04 Mar 2024 / regulation Print

Payments progress ‘unsatisfactory’ – Central Bank

The deputy governor of the Central Bank has said that Ireland’s retail-payments landscape legs behind other parts of Europe in some areas, describing the situation as “unsatisfactory” for consumers and businesses.

Vasileios Madouros (pictured) said that the forthcoming National Payments Strategy offered “a vital opportunity” to move forward.

Speaking at the BPFI’s National Payments Conference, Madouros said that, for consumers to have greater access to payment solutions, the market had to grasp the opportunities available.

“Despite the instant-payments infrastructure being available since 2017, material providers of payment accounts in Ireland have not implemented it. For consumers and businesses, this is an unsatisfactory outcome,” he told the conference.

Recommendations

Madouros added that many of the payment benefits for consumers remained “untapped”, despite the presence of a “growing and innovative” payments sector in Ireland, and the willingness of consumers to embrace new technology.

He was speaking as the Central Bank published its recommendations in response to a public consultation on the Department of Finance’s National Payments Strategy.

The bank has proposed four key objectives to the end of 2030:

  • Ensuring that operators of payment accounts allow businesses and consumers to benefit from payment innovations that exist elsewhere in Europe,
  • Safeguarding cash as a means of payment,
  • Collective engagement to ensure the security and resilience of the payments eco-system, and
  • Research and analysis to enhance the capacity for better-informed policy decisions on payments.

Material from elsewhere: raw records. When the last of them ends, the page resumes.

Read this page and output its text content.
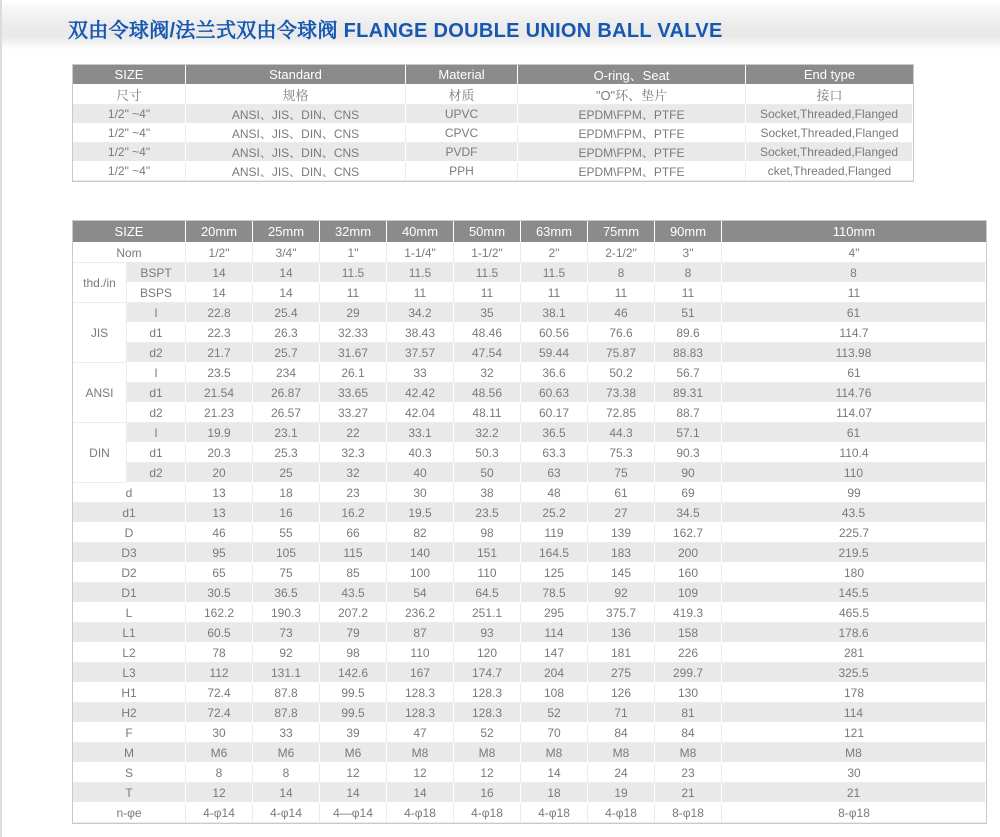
双由令球阀/法兰式双由令球阀 FLANGE DOUBLE UNION BALL VALVE
SIZE	Standard	Material	O-ring、Seat	End type
尺寸	规格	材质	"O"环、垫片	接口
1/2" ~4"	ANSI、JIS、DIN、CNS	UPVC	EPDM\FPM、PTFE	Socket,Threaded,Flanged
1/2" ~4"	ANSI、JIS、DIN、CNS	CPVC	EPDM\FPM、PTFE	Socket,Threaded,Flanged
1/2" ~4"	ANSI、JIS、DIN、CNS	PVDF	EPDM\FPM、PTFE	Socket,Threaded,Flanged
1/2" ~4"	ANSI、JIS、DIN、CNS	PPH	EPDM\FPM、PTFE	cket,Threaded,Flanged
SIZE		20mm	25mm	32mm	40mm	50mm	63mm	75mm	90mm	110mm
Nom		1/2"	3/4"	1"	1-1/4"	1-1/2"	2"	2-1/2"	3"	4"
thd./in	BSPT	14	14	11.5	11.5	11.5	11.5	8	8	8
	BSPS	14	14	11	11	11	11	11	11	11
JIS	I	22.8	25.4	29	34.2	35	38.1	46	51	61
	d1	22.3	26.3	32.33	38.43	48.46	60.56	76.6	89.6	114.7
	d2	21.7	25.7	31.67	37.57	47.54	59.44	75.87	88.83	113.98
ANSI	I	23.5	234	26.1	33	32	36.6	50.2	56.7	61
	d1	21.54	26.87	33.65	42.42	48.56	60.63	73.38	89.31	114.76
	d2	21.23	26.57	33.27	42.04	48.11	60.17	72.85	88.7	114.07
DIN	I	19.9	23.1	22	33.1	32.2	36.5	44.3	57.1	61
	d1	20.3	25.3	32.3	40.3	50.3	63.3	75.3	90.3	110.4
	d2	20	25	32	40	50	63	75	90	110
d		13	18	23	30	38	48	61	69	99
d1		13	16	16.2	19.5	23.5	25.2	27	34.5	43.5
D		46	55	66	82	98	119	139	162.7	225.7
D3		95	105	115	140	151	164.5	183	200	219.5
D2		65	75	85	100	110	125	145	160	180
D1		30.5	36.5	43.5	54	64.5	78.5	92	109	145.5
L		162.2	190.3	207.2	236.2	251.1	295	375.7	419.3	465.5
L1		60.5	73	79	87	93	114	136	158	178.6
L2		78	92	98	110	120	147	181	226	281
L3		112	131.1	142.6	167	174.7	204	275	299.7	325.5
H1		72.4	87.8	99.5	128.3	128.3	108	126	130	178
H2		72.4	87.8	99.5	128.3	128.3	52	71	81	114
F		30	33	39	47	52	70	84	84	121
M		M6	M6	M6	M8	M8	M8	M8	M8	M8
S		8	8	12	12	12	14	24	23	30
T		12	14	14	14	16	18	19	21	21
n-φe		4-φ14	4-φ14	4—φ14	4-φ18	4-φ18	4-φ18	4-φ18	8-φ18	8-φ18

“Like any societal transition, the technology-driven evolution in the payments landscape needs to be managed carefully from a public policy perspective,” Madouros concluded, adding that a healthy economy relied on “an innovative, inclusive, and resilient payments eco-system".

A2A ‘gap’ in market

The Central Bank submission points to the lack of A2A (account-to-account) payment solutions, built on instant-payment functionality, as a “major gap” in the Irish market.

The paper also says that the roll-out of instant payments for credit transfers will require investment by Irish service providers, whose starting point is behind operators elsewhere in Europe.

The payments strategy comes as a bill on access to cash goes through pre-legislative scrutiny in the Oireachtas. The BPFI, which represents the main banks, recently outlined “significant concerns” about the bill.